The importance of the problem is determined by the necessity to create a targeting antitumor drug selectively affecting tumor survival in humans without significant toxicity. The second very important problem to resolve is to find possibilities to overcome multiple drug-resistance of certain types of cancer, being another great problem in oncology. The investigations in this scope are very important both in fundamental and in applied sciences, to open a new approach in anticancer therapy.
Within the scope of the project it is proposed to elaborate a new compound based on human AFP and its peptide and chemically-modified derivatives which could be applied for the high-effective tumor-selective therapy of cancer. It has been proposed, that a new type of AFP-based drugs could be used to overcome multiple drug-resistance of certain types of tumors by specific triggering of apoptotic mechanisms selectively in tumor cells. Another project aim is to compare the fragments of three-dimensional structures of AFP molecule to find the sites responsible for interaction with their membrane and cytosolic receptors and for its apoptotic activity and to predict the structures of the peptides anticipated on the basis of such investigations.
Investigations on the structural basis of the interaction of these AFP-derived compounds with their functional cell receptors are also proposed.

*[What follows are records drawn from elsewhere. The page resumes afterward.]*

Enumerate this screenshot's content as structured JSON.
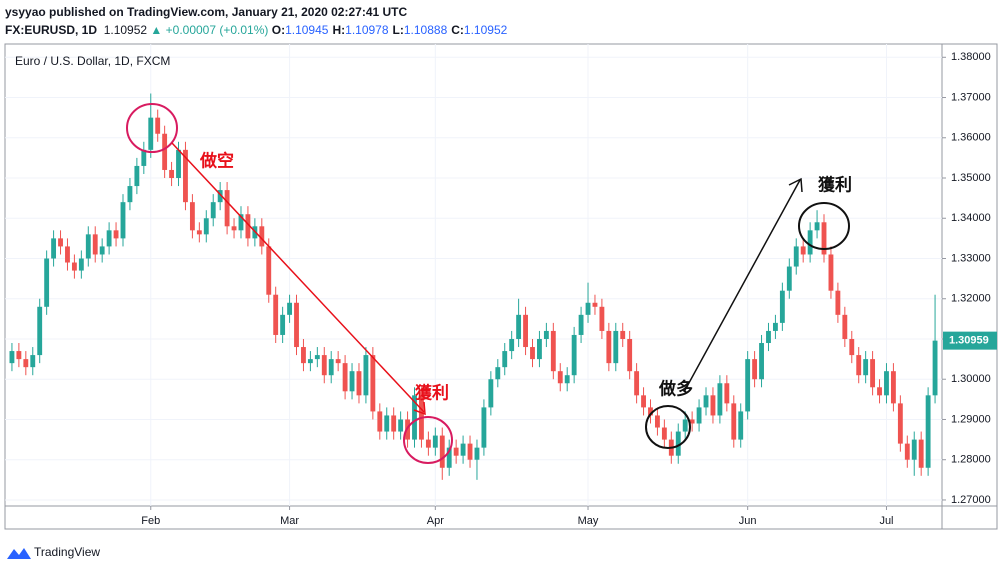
{
  "header": {
    "line1": "ysyyao published on TradingView.com, January 21, 2020 02:27:41 UTC",
    "symbol": "FX:EURUSD, 1D",
    "price": "1.10952",
    "change": "▲ +0.00007 (+0.01%)",
    "ohlc": [
      {
        "label": "O:",
        "value": "1.10945"
      },
      {
        "label": "H:",
        "value": "1.10978"
      },
      {
        "label": "L:",
        "value": "1.10888"
      },
      {
        "label": "C:",
        "value": "1.10952"
      }
    ]
  },
  "footer": {
    "brand": "TradingView"
  },
  "annotations": [
    {
      "text": "做空",
      "color": "#e8101a"
    },
    {
      "text": "獲利",
      "color": "#e8101a"
    },
    {
      "text": "做多",
      "color": "#111111"
    },
    {
      "text": "獲利",
      "color": "#111111"
    }
  ],
  "chart_data": {
    "type": "candlestick",
    "title": "Euro / U.S. Dollar, 1D, FXCM",
    "up_color": "#26a69a",
    "down_color": "#ef5350",
    "grid": true,
    "ylim": [
      1.2685,
      1.3833
    ],
    "yticks": [
      {
        "value": 1.27,
        "label": "1.27000"
      },
      {
        "value": 1.28,
        "label": "1.28000"
      },
      {
        "value": 1.29,
        "label": "1.29000"
      },
      {
        "value": 1.3,
        "label": "1.30000"
      },
      {
        "value": 1.31,
        "label": "1.31000"
      },
      {
        "value": 1.32,
        "label": "1.32000"
      },
      {
        "value": 1.33,
        "label": "1.33000"
      },
      {
        "value": 1.34,
        "label": "1.34000"
      },
      {
        "value": 1.35,
        "label": "1.35000"
      },
      {
        "value": 1.36,
        "label": "1.36000"
      },
      {
        "value": 1.37,
        "label": "1.37000"
      },
      {
        "value": 1.38,
        "label": "1.38000"
      }
    ],
    "xlim": [
      -1,
      134
    ],
    "xticks": [
      {
        "value": 20,
        "label": "Feb"
      },
      {
        "value": 40,
        "label": "Mar"
      },
      {
        "value": 61,
        "label": "Apr"
      },
      {
        "value": 83,
        "label": "May"
      },
      {
        "value": 106,
        "label": "Jun"
      },
      {
        "value": 126,
        "label": "Jul"
      }
    ],
    "open": [
      1.304,
      1.307,
      1.305,
      1.303,
      1.306,
      1.318,
      1.33,
      1.335,
      1.333,
      1.329,
      1.327,
      1.33,
      1.336,
      1.331,
      1.333,
      1.337,
      1.335,
      1.344,
      1.348,
      1.353,
      1.357,
      1.365,
      1.361,
      1.352,
      1.35,
      1.357,
      1.344,
      1.337,
      1.336,
      1.34,
      1.344,
      1.347,
      1.338,
      1.337,
      1.341,
      1.335,
      1.338,
      1.333,
      1.321,
      1.311,
      1.316,
      1.319,
      1.308,
      1.304,
      1.305,
      1.306,
      1.301,
      1.305,
      1.304,
      1.297,
      1.302,
      1.296,
      1.306,
      1.292,
      1.287,
      1.291,
      1.287,
      1.29,
      1.285,
      1.296,
      1.285,
      1.283,
      1.286,
      1.278,
      1.283,
      1.281,
      1.284,
      1.28,
      1.283,
      1.293,
      1.3,
      1.303,
      1.307,
      1.31,
      1.316,
      1.308,
      1.305,
      1.31,
      1.312,
      1.302,
      1.299,
      1.301,
      1.311,
      1.316,
      1.319,
      1.318,
      1.312,
      1.304,
      1.312,
      1.31,
      1.302,
      1.296,
      1.293,
      1.291,
      1.288,
      1.285,
      1.281,
      1.287,
      1.29,
      1.289,
      1.293,
      1.296,
      1.291,
      1.299,
      1.294,
      1.285,
      1.292,
      1.305,
      1.3,
      1.309,
      1.312,
      1.314,
      1.322,
      1.328,
      1.333,
      1.331,
      1.337,
      1.339,
      1.331,
      1.322,
      1.316,
      1.31,
      1.306,
      1.301,
      1.305,
      1.298,
      1.296,
      1.302,
      1.294,
      1.284,
      1.28,
      1.285,
      1.278,
      1.296
    ],
    "high": [
      1.309,
      1.309,
      1.307,
      1.308,
      1.32,
      1.332,
      1.337,
      1.337,
      1.335,
      1.331,
      1.332,
      1.338,
      1.338,
      1.335,
      1.339,
      1.339,
      1.346,
      1.35,
      1.355,
      1.359,
      1.371,
      1.367,
      1.363,
      1.354,
      1.359,
      1.359,
      1.346,
      1.339,
      1.342,
      1.346,
      1.349,
      1.349,
      1.34,
      1.343,
      1.343,
      1.34,
      1.34,
      1.335,
      1.323,
      1.318,
      1.321,
      1.321,
      1.31,
      1.307,
      1.308,
      1.308,
      1.307,
      1.307,
      1.306,
      1.304,
      1.304,
      1.308,
      1.308,
      1.294,
      1.293,
      1.293,
      1.292,
      1.292,
      1.298,
      1.298,
      1.287,
      1.288,
      1.288,
      1.285,
      1.285,
      1.286,
      1.286,
      1.285,
      1.295,
      1.302,
      1.305,
      1.309,
      1.312,
      1.32,
      1.318,
      1.31,
      1.312,
      1.314,
      1.314,
      1.304,
      1.303,
      1.313,
      1.318,
      1.324,
      1.321,
      1.32,
      1.314,
      1.314,
      1.314,
      1.312,
      1.304,
      1.298,
      1.295,
      1.293,
      1.29,
      1.287,
      1.289,
      1.292,
      1.292,
      1.295,
      1.298,
      1.298,
      1.301,
      1.301,
      1.296,
      1.294,
      1.307,
      1.307,
      1.311,
      1.314,
      1.316,
      1.324,
      1.33,
      1.335,
      1.335,
      1.339,
      1.342,
      1.341,
      1.333,
      1.324,
      1.318,
      1.312,
      1.308,
      1.307,
      1.307,
      1.3,
      1.304,
      1.304,
      1.296,
      1.286,
      1.287,
      1.287,
      1.298,
      1.321
    ],
    "low": [
      1.302,
      1.303,
      1.301,
      1.301,
      1.304,
      1.316,
      1.328,
      1.331,
      1.327,
      1.325,
      1.325,
      1.328,
      1.329,
      1.329,
      1.331,
      1.333,
      1.333,
      1.342,
      1.346,
      1.351,
      1.355,
      1.359,
      1.35,
      1.348,
      1.348,
      1.342,
      1.335,
      1.334,
      1.334,
      1.338,
      1.342,
      1.336,
      1.335,
      1.335,
      1.333,
      1.333,
      1.331,
      1.319,
      1.309,
      1.309,
      1.314,
      1.306,
      1.302,
      1.302,
      1.303,
      1.299,
      1.299,
      1.302,
      1.295,
      1.295,
      1.294,
      1.294,
      1.29,
      1.285,
      1.285,
      1.285,
      1.285,
      1.283,
      1.283,
      1.283,
      1.281,
      1.281,
      1.275,
      1.276,
      1.279,
      1.279,
      1.278,
      1.275,
      1.281,
      1.291,
      1.298,
      1.301,
      1.305,
      1.308,
      1.306,
      1.303,
      1.303,
      1.308,
      1.3,
      1.297,
      1.297,
      1.299,
      1.309,
      1.314,
      1.316,
      1.31,
      1.302,
      1.302,
      1.308,
      1.3,
      1.294,
      1.291,
      1.289,
      1.286,
      1.283,
      1.279,
      1.279,
      1.285,
      1.287,
      1.287,
      1.291,
      1.289,
      1.289,
      1.292,
      1.283,
      1.283,
      1.29,
      1.298,
      1.298,
      1.307,
      1.31,
      1.312,
      1.32,
      1.326,
      1.329,
      1.329,
      1.335,
      1.329,
      1.32,
      1.314,
      1.308,
      1.304,
      1.299,
      1.299,
      1.296,
      1.294,
      1.294,
      1.292,
      1.282,
      1.278,
      1.276,
      1.276,
      1.276,
      1.294
    ],
    "close": [
      1.307,
      1.305,
      1.303,
      1.306,
      1.318,
      1.33,
      1.335,
      1.333,
      1.329,
      1.327,
      1.33,
      1.336,
      1.331,
      1.333,
      1.337,
      1.335,
      1.344,
      1.348,
      1.353,
      1.357,
      1.365,
      1.361,
      1.352,
      1.35,
      1.357,
      1.344,
      1.337,
      1.336,
      1.34,
      1.344,
      1.347,
      1.338,
      1.337,
      1.341,
      1.335,
      1.338,
      1.333,
      1.321,
      1.311,
      1.316,
      1.319,
      1.308,
      1.304,
      1.305,
      1.306,
      1.301,
      1.305,
      1.304,
      1.297,
      1.302,
      1.296,
      1.306,
      1.292,
      1.287,
      1.291,
      1.287,
      1.29,
      1.285,
      1.296,
      1.285,
      1.283,
      1.286,
      1.278,
      1.283,
      1.281,
      1.284,
      1.28,
      1.283,
      1.293,
      1.3,
      1.303,
      1.307,
      1.31,
      1.316,
      1.308,
      1.305,
      1.31,
      1.312,
      1.302,
      1.299,
      1.301,
      1.311,
      1.316,
      1.319,
      1.318,
      1.312,
      1.304,
      1.312,
      1.31,
      1.302,
      1.296,
      1.293,
      1.291,
      1.288,
      1.285,
      1.281,
      1.287,
      1.29,
      1.289,
      1.293,
      1.296,
      1.291,
      1.299,
      1.294,
      1.285,
      1.292,
      1.305,
      1.3,
      1.309,
      1.312,
      1.314,
      1.322,
      1.328,
      1.333,
      1.331,
      1.337,
      1.339,
      1.331,
      1.322,
      1.316,
      1.31,
      1.306,
      1.301,
      1.305,
      1.298,
      1.296,
      1.302,
      1.294,
      1.284,
      1.28,
      1.285,
      1.278,
      1.296,
      1.30959
    ]
  }
}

It is planned to investigate the structural properties of human AFP and its derivatives using biophysical techniques: CD, DASM, fluorescence and adsorption spectroscopy.
The next aim is to study tumor-suppressive and apoptotic activity of the original peptides and AFP-derivatives and their interaction with functional receptors: AFPRs, caspases, nuclear receptors and other apoptosis-associated proteins.
Another problem to resolve is the investigation of specific membrane and cytosolic AFPRs, by using monoclonal antibodies directed against these receptors and artificial peptides, modeling binding sites of AFP responsible for its interaction with AFPRs.